Mecánica Computacional

The formulation of macroscopic poroelastic behavior of a jointed rock is investigated within the framework of a micro-macro approach. Particular emphasis is given to the situation of small joints (i.e., cracks) with pressurized saturating fluid. The joints are modeled as interfaces and their behavior is modeled by means of generalized poroelastic state equations. Starting from Hill's lemma extended for a jointed medium and extending the concept of strain concentration to relate the joint displacement jump to macroscopic strain, the overall poroelastic constitutive equations for the jointed rock are formulated. The analysis emphasizes the main differences and similarities of the resulting behavior with respect to that characterizing ordinary porous media. It is shown that, unlike ordinary porous media, conditions on the poroelastic parameters of joints are required for the macroscopic drained stiffness to entirely define the poroelastic behavior.
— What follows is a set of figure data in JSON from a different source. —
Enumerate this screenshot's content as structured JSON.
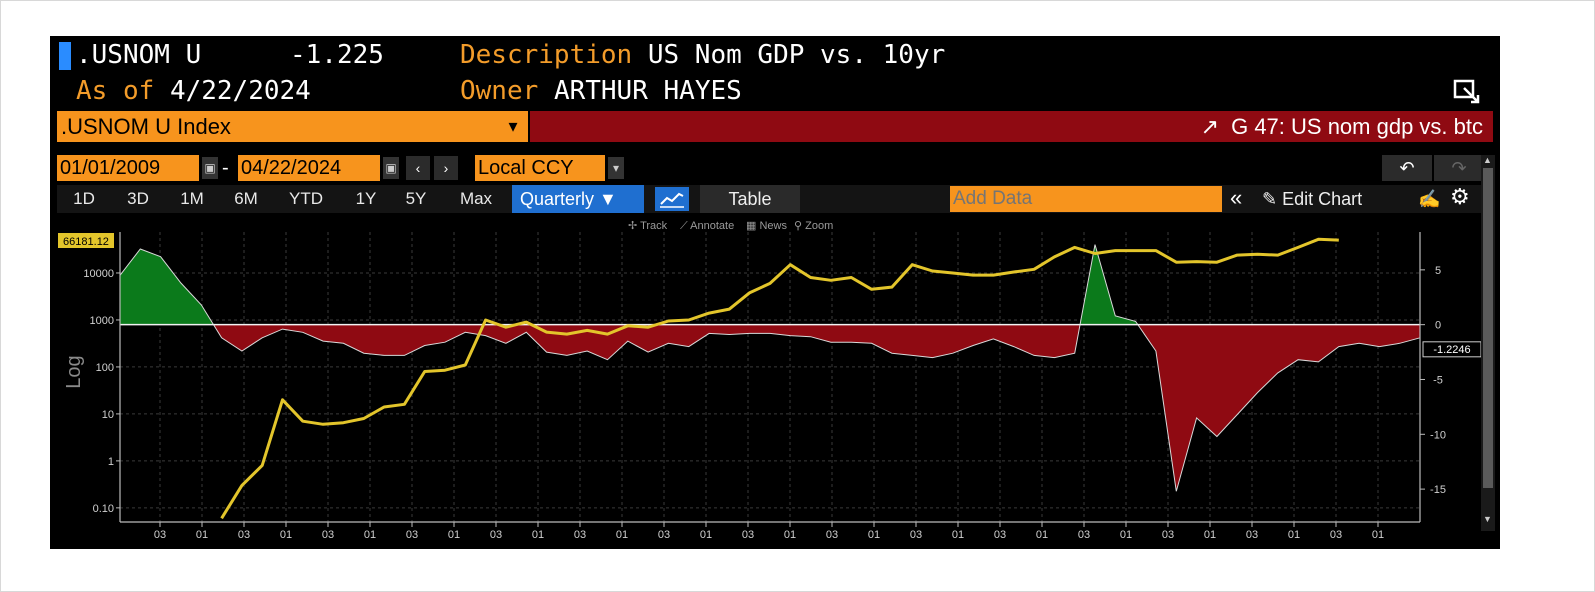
{
  "header": {
    "ticker": ".USNOM U",
    "last_value": "-1.225",
    "description_label": "Description",
    "description": "US Nom GDP vs. 10yr",
    "asof_label": "As of",
    "asof_date": "4/22/2024",
    "owner_label": "Owner",
    "owner": "ARTHUR HAYES"
  },
  "security": {
    "name": ".USNOM U Index",
    "launchpad": "G 47: US nom gdp vs. btc"
  },
  "controls": {
    "start_date": "01/01/2009",
    "date_separator": "-",
    "end_date": "04/22/2024",
    "currency": "Local CCY",
    "periods": [
      "1D",
      "3D",
      "1M",
      "6M",
      "YTD",
      "1Y",
      "5Y",
      "Max"
    ],
    "frequency": "Quarterly ▼",
    "table_label": "Table",
    "add_data_placeholder": "Add Data",
    "collapse_glyph": "«",
    "edit_chart_label": "Edit Chart",
    "undo_glyph": "↶",
    "redo_glyph": "↷",
    "tools": [
      "Track",
      "Annotate",
      "News",
      "Zoom"
    ]
  },
  "colors": {
    "yellow_line": "#e3c52b",
    "positive_fill": "#0b7a1b",
    "negative_fill": "#8f0a12",
    "accent_orange": "#f7941d",
    "header_orange": "#f39c2a",
    "highlight_blue": "#1f6fd0"
  },
  "chart_data": {
    "type": "line",
    "left_axis": {
      "label": "Log",
      "scale": "log",
      "ticks": [
        "10000",
        "1000",
        "100",
        "10",
        "1",
        "0.10"
      ],
      "range": [
        0.05,
        100000
      ],
      "last_value_label": "66181.12"
    },
    "right_axis": {
      "ticks": [
        "5",
        "0",
        "-5",
        "-10",
        "-15"
      ],
      "range": [
        -18,
        9
      ],
      "last_value_label": "-1.2246"
    },
    "x_tick_labels": [
      "03",
      "01",
      "03",
      "01",
      "03",
      "01",
      "03",
      "01",
      "03",
      "01",
      "03",
      "01",
      "03",
      "01",
      "03",
      "01",
      "03",
      "01",
      "03",
      "01",
      "03",
      "01",
      "03",
      "01",
      "03",
      "01",
      "03",
      "01",
      "03",
      "01"
    ],
    "series": [
      {
        "axis": "right",
        "style": "area",
        "values": [
          4.5,
          6.9,
          6.2,
          3.8,
          1.8,
          -1.2,
          -2.4,
          -1.2,
          -0.4,
          -0.7,
          -1.5,
          -1.7,
          -2.6,
          -2.8,
          -2.8,
          -1.9,
          -1.6,
          -0.7,
          -1.0,
          -1.7,
          -0.7,
          -2.5,
          -2.8,
          -2.4,
          -3.2,
          -1.5,
          -2.5,
          -1.7,
          -2.0,
          -0.8,
          -0.9,
          -0.8,
          -0.8,
          -1.0,
          -1.1,
          -1.6,
          -1.6,
          -1.7,
          -2.6,
          -2.8,
          -3.0,
          -2.6,
          -1.9,
          -1.3,
          -2.0,
          -2.8,
          -3.0,
          -2.6,
          7.3,
          0.8,
          0.3,
          -2.4,
          -15.2,
          -8.5,
          -10.2,
          -8.2,
          -6.2,
          -4.4,
          -3.2,
          -3.4,
          -2.0,
          -1.7,
          -2.0,
          -1.7,
          -1.2
        ]
      },
      {
        "axis": "left",
        "style": "line",
        "x_start_index": 5,
        "values": [
          0.06,
          0.3,
          0.8,
          20,
          7,
          6,
          6.5,
          8,
          14,
          16,
          80,
          85,
          110,
          1000,
          700,
          900,
          550,
          500,
          600,
          500,
          750,
          700,
          950,
          1000,
          1400,
          1700,
          3800,
          6000,
          15000,
          8000,
          7000,
          8000,
          4500,
          5000,
          15000,
          11000,
          10000,
          9000,
          9000,
          10500,
          12000,
          22000,
          35000,
          26000,
          30000,
          30000,
          30000,
          17000,
          17500,
          17000,
          24000,
          25000,
          24000,
          35000,
          52000,
          50000
        ]
      }
    ],
    "grid": true
  }
}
This is achieved, for instance, if the joint network is characterized by a unique Biot coefficient. A micromechanical scheme is then applied to derive analytically the homogenized poroelastic properties in two particular situations: a rock with a network of parallel cracks and the situation of isotropically distributed cracks and Extension of the analysis to non-linear poroelasticity is finally outlined. Validation of the model is made by comparison with finite element solutions based on the cohesive model for the joints.